アナザー・ワールド 〜オリジナルスキルで異世界とダンジョンを満喫します〜

Blackliszt

141 メランコリーをぶっとばせ!

「今の風は・・・」

 リアムと別れてたった数十秒後、少し離れた後方で、森の中を突き抜ける鋭い風。

「フン、本当にあいつはどうなっているんだ?」

 が、先ほどまで感じていた悔しさが嘘のよう。今はこの肌を突き刺すような寒さを風を受け、確かな震えと体の中で沸騰する熱さを感じる。

「絶対にいつか隣に立ってやるからな!」

 アルフレッドは猛々しく吠える。己の中で再燃した不屈の意志を胸に。

「・・・なに!? 主人公と高みを目指すと約束して無念にも死んでしまったライバルの怨念を持つ熱血ゾンビ!?」

 すると、20mほど先の木の根元、ビクビクと体を震わせながらもこちらに視線を送る影が──

「お、お前まさか今の聞いてたのか?」
「ど、どうしてあんたがこんなところに!?」

 アルフレッドは刹那、胸の奥どころか足から頭の頂点までに広がった熱により、顔を真っ赤染める。
 
「こんなところにいたのか・・・」
「って無視するなー!」

 だがここは、あえて平静さを装うとしよう。そう、クールでダンディーな男。アルフレッド・ヴァン・ウィンターフィールドを装うのだ。

「それが、本当か? プハァー・・・」

 もしここに、葉巻の一本でもあって吹かしていればこの上なく決まるセリフ。

「いや、その・・・」

 だが彼の手元に、そんな代物があるはずがなかった。突然目の前に現れて熱血したかと思えば、妙なジェスチャーをしながら意味不明なことを言い出す年下の少年に、ミカは内心戸惑っていた。
 
「どうしてこんなところにいるんですかー?」
「結局また、繕うのか。このカバ女が・・・」
「ば!・・・カバ?」

 すると、少年は自分のことをバ・・・カバ?と言って自分のことを叱りつけてくる。

「俺にも覚えがある。過程も発散法も違うが、家の品格を守るというプレッシャーに溺れてしまうあまり、大切なものを見失って誰彼構わずあたってしまう時期があった・・・」

 彼は過去に、次期領主候補である兄とは違う待遇を受け、そのプライドの傷からとある少年にひどく、醜く迫り、権力を翳して暴力的な振る舞いをしてしまった。

「しかし、そんな時。俺はとある人物に出会い、そして諭されたんだ。自分の汚い部分を正面から思いっきりぶつけると、そいつは倍以上の力で思いっきり殴り飛ばしてくれた」

 しかしその少年は自分の暴虐な振る舞いにも屈することなく、従僕するどころかその後失態をしでかした自分の代わりに 懐の深さを見せた。

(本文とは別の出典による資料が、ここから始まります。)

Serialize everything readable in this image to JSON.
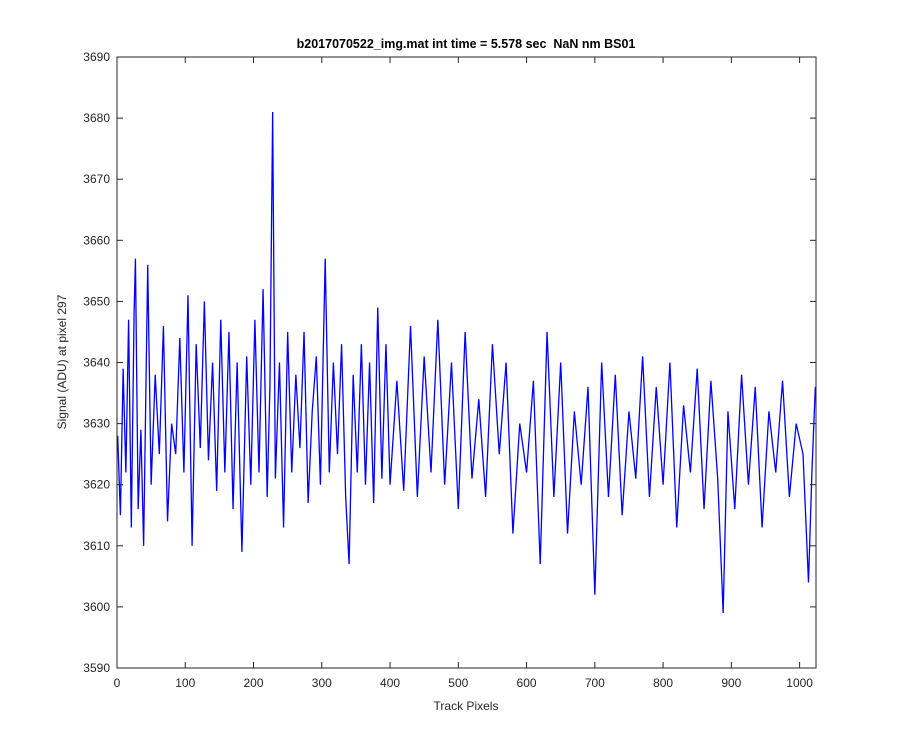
{
  "chart_data": {
    "type": "line",
    "title": "b2017070522_img.mat int time = 5.578 sec  NaN nm BS01",
    "x_label": "Track Pixels",
    "y_label": "Signal (ADU) at pixel 297",
    "xlim": [
      0,
      1024
    ],
    "xticks": [
      0,
      100,
      200,
      300,
      400,
      500,
      600,
      700,
      800,
      900,
      1000
    ],
    "ylim": [
      3590,
      3690
    ],
    "yticks": [
      3590,
      3600,
      3610,
      3620,
      3630,
      3640,
      3650,
      3660,
      3670,
      3680,
      3690
    ],
    "x": [
      1,
      5,
      9,
      13,
      17,
      21,
      25,
      27,
      31,
      35,
      39,
      45,
      50,
      56,
      62,
      68,
      74,
      80,
      86,
      92,
      98,
      104,
      110,
      116,
      122,
      128,
      134,
      140,
      146,
      152,
      158,
      164,
      170,
      176,
      183,
      190,
      196,
      202,
      208,
      214,
      220,
      224,
      228,
      232,
      238,
      244,
      250,
      256,
      262,
      268,
      274,
      280,
      286,
      292,
      298,
      305,
      311,
      317,
      323,
      329,
      335,
      340,
      346,
      352,
      358,
      364,
      370,
      376,
      382,
      388,
      394,
      400,
      410,
      420,
      430,
      440,
      450,
      460,
      470,
      480,
      490,
      500,
      510,
      520,
      530,
      540,
      550,
      560,
      570,
      580,
      590,
      600,
      610,
      620,
      630,
      640,
      650,
      660,
      670,
      680,
      690,
      700,
      710,
      720,
      730,
      740,
      750,
      760,
      770,
      780,
      790,
      800,
      810,
      820,
      830,
      840,
      850,
      860,
      870,
      880,
      888,
      895,
      905,
      915,
      925,
      935,
      945,
      955,
      965,
      975,
      985,
      995,
      1005,
      1013,
      1018,
      1023
    ],
    "series": [
      {
        "color": "#0000ff",
        "values": [
          3628,
          3615,
          3639,
          3622,
          3647,
          3613,
          3648,
          3657,
          3616,
          3629,
          3610,
          3656,
          3620,
          3638,
          3625,
          3646,
          3614,
          3630,
          3625,
          3644,
          3622,
          3651,
          3610,
          3643,
          3626,
          3650,
          3624,
          3640,
          3619,
          3647,
          3622,
          3645,
          3616,
          3640,
          3609,
          3641,
          3620,
          3647,
          3622,
          3652,
          3618,
          3636,
          3681,
          3621,
          3640,
          3613,
          3645,
          3622,
          3638,
          3626,
          3645,
          3617,
          3632,
          3641,
          3620,
          3657,
          3622,
          3640,
          3625,
          3643,
          3618,
          3607,
          3638,
          3622,
          3643,
          3620,
          3640,
          3617,
          3649,
          3621,
          3643,
          3620,
          3637,
          3619,
          3646,
          3618,
          3641,
          3622,
          3647,
          3620,
          3640,
          3616,
          3645,
          3621,
          3634,
          3618,
          3643,
          3625,
          3640,
          3612,
          3630,
          3622,
          3637,
          3607,
          3645,
          3618,
          3640,
          3612,
          3632,
          3620,
          3636,
          3602,
          3640,
          3618,
          3638,
          3615,
          3632,
          3621,
          3641,
          3618,
          3636,
          3620,
          3640,
          3613,
          3633,
          3622,
          3639,
          3616,
          3637,
          3621,
          3599,
          3632,
          3616,
          3638,
          3620,
          3636,
          3613,
          3632,
          3622,
          3637,
          3618,
          3630,
          3625,
          3604,
          3622,
          3636
        ]
      }
    ]
  }
}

「だから自分い嘘をついて強がるのはやめろ! 本当の自分をさらけ出すんだ!」

 そんな経験をしたことがある彼だからこそ、彼は彼女の不安定さに気づき、そして言いたかったのだ。迷うな! 自分自身を見定めろ!突き進め!・・・と。

『ど、どうだ・・・言ってやったぞ』

 そのとき、少年の脳内には が溢れ、やってやったぞという自慢に溢れていた。しかし同時に、彼は冷静な判断力を欠いていた。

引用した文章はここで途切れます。